Phrases Children Can Use to Stand Up for Themselves

Teaching children to stand up for themselves is crucial for their personal development and well-being. It empowers them to express their needs, set boundaries, and resist peer pressure. In this blog, we will explore phrases children can use to assert themselves confidently and respectfully, along with strategies for teaching and reinforcing these skills.


The Importance of Assertiveness

Assertiveness helps children:

  • Communicate their needs and desires effectively
  • Protect themselves from bullying and peer pressure
  • Develop self-confidence and self-respect
  • Build healthy relationships

Common Challenges in Teaching Assertiveness

Children may face several challenges in learning to assert themselves, including:

  • Fear of rejection or conflict
  • Lack of confidence in their communication skills
  • Uncertainty about how to express their needs respectfully
  • Influence of cultural or familial expectations

Phrases Children Can Use to Stand Up for Themselves

1. Setting Boundaries

  • “Please stop. I don’t like that.”
  • “I need some space right now.”
  • “That’s not okay with me.”

2. Expressing Needs and Feelings

  • “I feel upset when you do that.”
  • “I need some help with this.”
  • “Can we talk about what happened?”

3. Resisting Peer Pressure

  • “No, thank you. I don’t want to do that.”
  • “I have different plans.”
  • “I’m not comfortable with this.”

4. Seeking Help

  • “Can you help me with this problem?”
  • “I need to talk to an adult about this.”
  • “Can we work together to solve this?”

5. Negotiating and Compromising

  • “How about we take turns?”
  • “Let’s find a solution that works for both of us.”
  • “Can we come to an agreement on this?”

Strategies for Teaching Assertiveness

1. Model Assertive Behavior
Children learn by observing their parents and caregivers. Model assertive behavior in your interactions. Use “I” statements to express your feelings and needs, such as, “I feel upset when you interrupt me. Please wait until I’m finished speaking.”

2. Role-Playing
Engage your child in role-playing exercises to practice assertive communication. Create scenarios where they need to stand up for themselves and guide them in using the appropriate phrases.

3. Positive Reinforcement
Praise and acknowledge your child when they use assertive communication effectively. Positive reinforcement encourages them to repeat the desired behavior. For example, “Great job telling your friend how you feel. That was very brave.”

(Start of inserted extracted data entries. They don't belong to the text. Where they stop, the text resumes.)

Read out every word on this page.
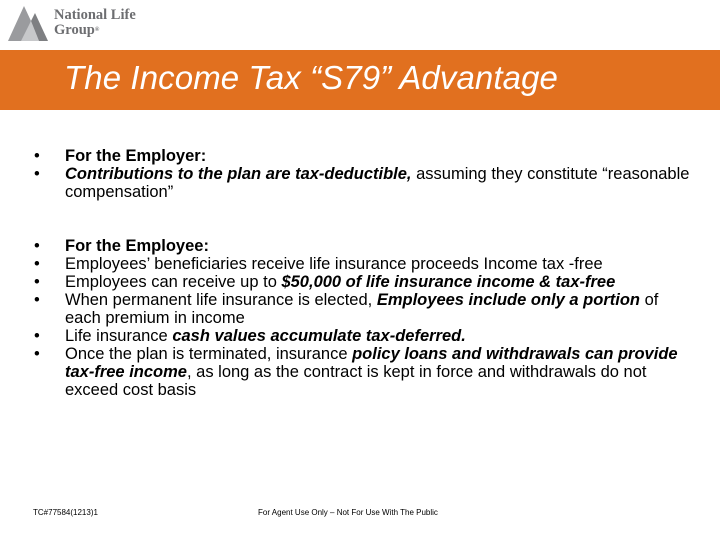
National Life
Group®
The Income Tax “S79” Advantage
• For the Employer:
• Contributions to the plan are tax-deductible, assuming they constitute “reasonable compensation”
• For the Employee:
• Employees’ beneficiaries receive life insurance proceeds Income tax -free
• Employees can receive up to $50,000 of life insurance income & tax-free
• When permanent life insurance is elected, Employees include only a portion of each premium in income
• Life insurance cash values accumulate tax-deferred.
• Once the plan is terminated, insurance policy loans and withdrawals can provide tax-free income, as long as the contract is kept in force and withdrawals do not exceed cost basis
TC#77584(1213)1	For Agent Use Only – Not For Use With The Public
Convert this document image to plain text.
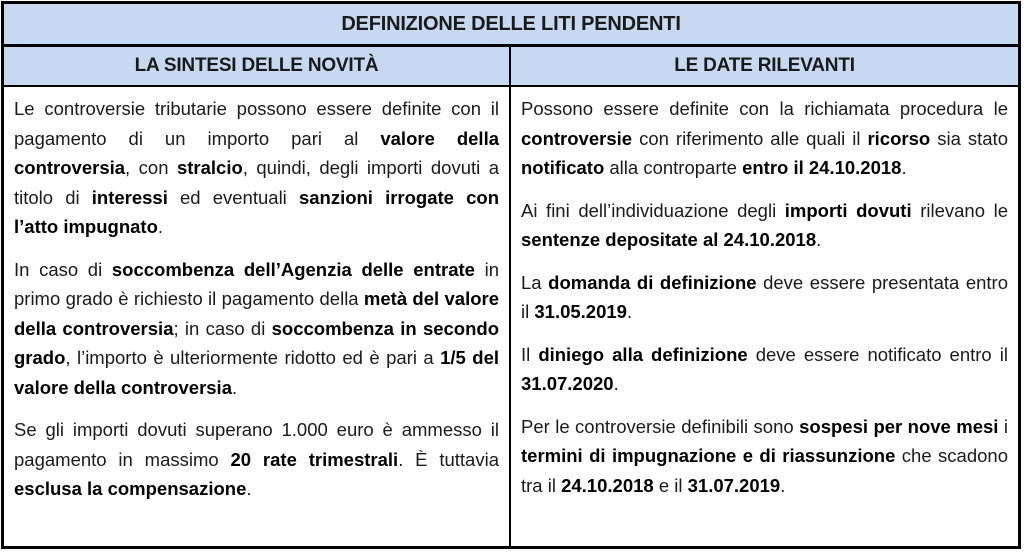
DEFINIZIONE DELLE LITI PENDENTI
LA SINTESI DELLE NOVITÀ	LE DATE RILEVANTI

Le controversie tributarie possono essere definite con il pagamento di un importo pari al valore della controversia, con stralcio, quindi, degli importi dovuti a titolo di interessi ed eventuali sanzioni irrogate con l’atto impugnato.

In caso di soccombenza dell’Agenzia delle entrate in primo grado è richiesto il pagamento della metà del valore della controversia; in caso di soccombenza in secondo grado, l’importo è ulteriormente ridotto ed è pari a 1/5 del valore della controversia.

Se gli importi dovuti superano 1.000 euro è ammesso il pagamento in massimo 20 rate trimestrali. È tuttavia esclusa la compensazione.

Possono essere definite con la richiamata procedura le controversie con riferimento alle quali il ricorso sia stato notificato alla controparte entro il 24.10.2018.

Ai fini dell’individuazione degli importi dovuti rilevano le sentenze depositate al 24.10.2018.

La domanda di definizione deve essere presentata entro il 31.05.2019.

Il diniego alla definizione deve essere notificato entro il 31.07.2020.

Per le controversie definibili sono sospesi per nove mesi i termini di impugnazione e di riassunzione che scadono tra il 24.10.2018 e il 31.07.2019.
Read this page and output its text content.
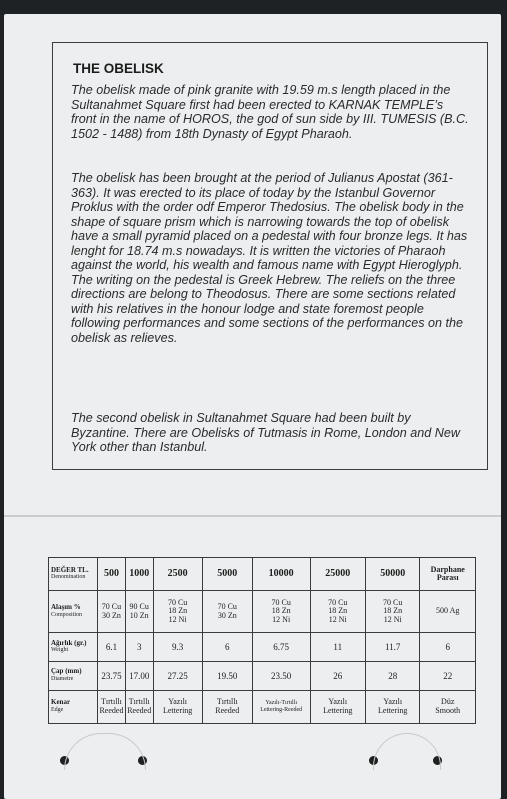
THE OBELISK

The obelisk made of pink granite with 19.59 m.s length placed in the Sultanahmet Square first had been erected to KARNAK TEMPLE’s front in the name of HOROS, the god of sun side by III. TUMESIS (B.C. 1502 - 1488) from 18th Dynasty of Egypt Pharaoh.

The obelisk has been brought at the period of Julianus Apostat (361-363). It was erected to its place of today by the Istanbul Governor Proklus with the order odf Emperor Thedosius. The obelisk body in the shape of square prism which is narrowing towards the top of obelisk have a small pyramid placed on a pedestal with four bronze legs. It has lenght for 18.74 m.s nowadays. It is written the victories of Pharaoh against the world, his wealth and famous name with Egypt Hieroglyph. The writing on the pedestal is Greek Hebrew. The reliefs on the three directions are belong to Theodosus. There are some sections related with his relatives in the honour lodge and state foremost people following performances and some sections of the performances on the obelisk as relieves.

The second obelisk in Sultanahmet Square had been built by Byzantine. There are Obelisks of Tutmasis in Rome, London and New York other than Istanbul.

DEĞER TL.
Denomination	500	1000	2500	5000	10000	25000	50000	Darphane Parası

Alaşım %
Composition	70 Cu
30 Zn	90 Cu
10 Zn	70 Cu
18 Zn
12 Ni	70 Cu
30 Zn	70 Cu
18 Zn
12 Ni	70 Cu
18 Zn
12 Ni	70 Cu
18 Zn
12 Ni	500 Ag

Ağırlık (gr.)
Weight	6.1	3	9.3	6	6.75	11	11.7	6

Çap (mm)
Diametre	23.75	17.00	27.25	19.50	23.50	26	28	22

Kenar
Edge	Tırtıllı
Reeded	Tırtıllı
Reeded	Yazılı
Lettering	Tırtıllı
Reeded	Yazılı-Tırtıllı
Lettering-Reeded	Yazılı
Lettering	Yazılı
Lettering	Düz
Smooth
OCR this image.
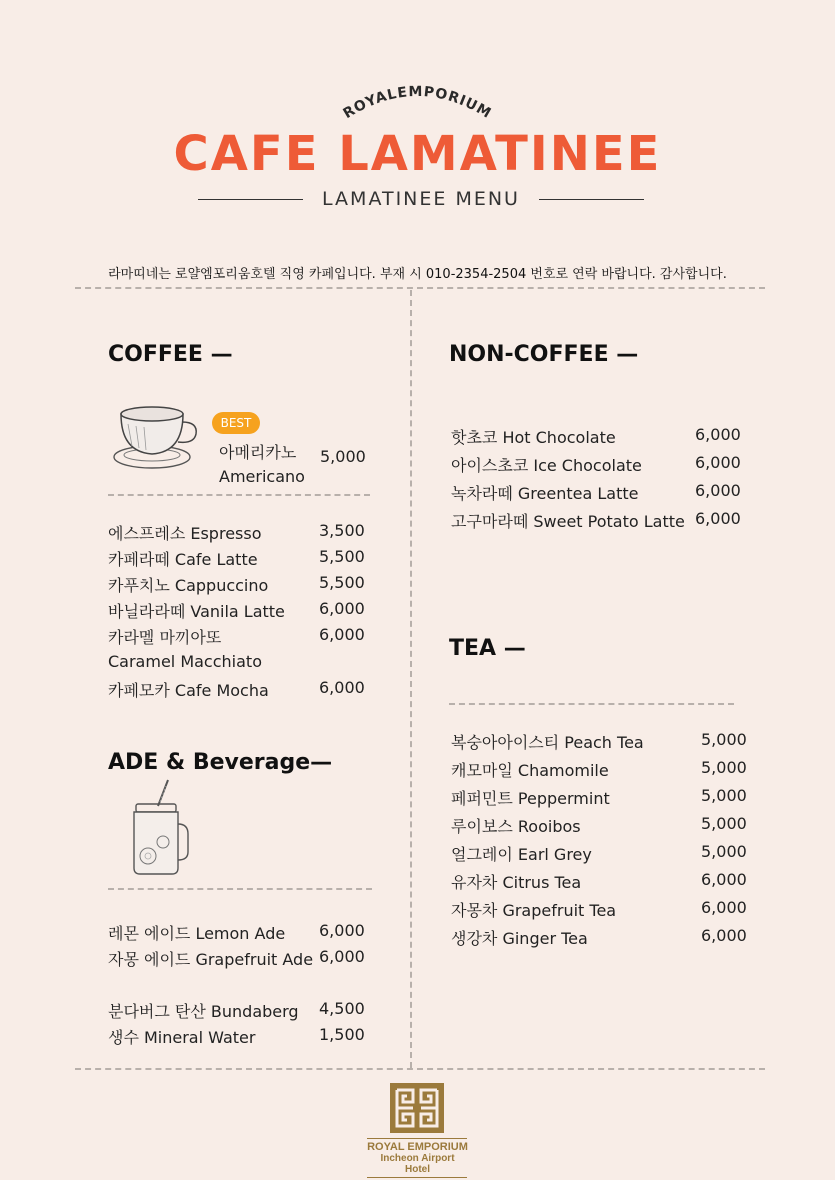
ROYALEMPORIUM
CAFE LAMATINEE
LAMATINEE MENU
라마띠네는 로얄엠포리움호텔 직영 카페입니다. 부재 시 010-2354-2504 번호로 연락 바랍니다. 감사합니다.
COFFEE —
BEST
아메리카노
Americano
5,000
에스프레소 Espresso	3,500
카페라떼 Cafe Latte	5,500
카푸치노 Cappuccino	5,500
바닐라라떼 Vanila Latte 6,000
카라멜 마끼아또	6,000
Caramel Macchiato
카페모카 Cafe Mocha	6,000
ADE & Beverage—
레몬 에이드 Lemon Ade 6,000
자몽 에이드 Grapefruit Ade 6,000
분다버그 탄산 Bundaberg 4,500
생수 Mineral Water	1,500
NON-COFFEE —
핫초코 Hot Chocolate	6,000
아이스초코 Ice Chocolate	6,000
녹차라떼 Greentea Latte	6,000
고구마라떼 Sweet Potato Latte 6,000
TEA —
복숭아아이스티 Peach Tea	5,000
캐모마일 Chamomile	5,000
페퍼민트 Peppermint	5,000
루이보스 Rooibos	5,000
얼그레이 Earl Grey	5,000
유자차 Citrus Tea	6,000
자몽차 Grapefruit Tea	6,000
생강차 Ginger Tea	6,000
ROYAL EMPORIUM
Incheon Airport
Hotel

4. Teach Emotional Awareness
Help your child identify and understand their emotions. Use tools like emotion charts, journals, or storytelling to help them articulate their feelings. Ask questions like, “How did that make you feel?” or “Can you describe what you’re feeling right now?”

5. Create a Safe Environment
Foster a supportive and non-judgmental environment where your child feels comfortable expressing themselves. Encourage open communication and validate their feelings.


Handling Challenges in Teaching Assertiveness

Children may face difficulties in asserting themselves, especially in unfamiliar or intimidating situations. Here are some tips for supporting them:

  • Encourage open communication about their fears and concerns.
  • Offer guidance and reassurance in challenging situations.
  • Praise their efforts and progress, even if the outcome isn’t perfect.
  • Provide consistent opportunities for practice and growth.

The Role of Play in Teaching Assertiveness

Play is an effective way to teach assertiveness. Engage your child in role-playing games where they practice asserting themselves in various scenarios. Activities like pretending to order food at a restaurant or negotiating rules for a game can build their confidence and communication skills.


Teaching children to stand up for themselves is crucial for their personal and social development. By providing them with assertive phrases and modeling assertive behavior, parents and caregivers can help children develop the skills needed to express their needs and navigate social interactions confidently. Remember, assertiveness is a skill that takes time and practice to develop. With patience and support, children can learn to advocate for themselves effectively and respectfully.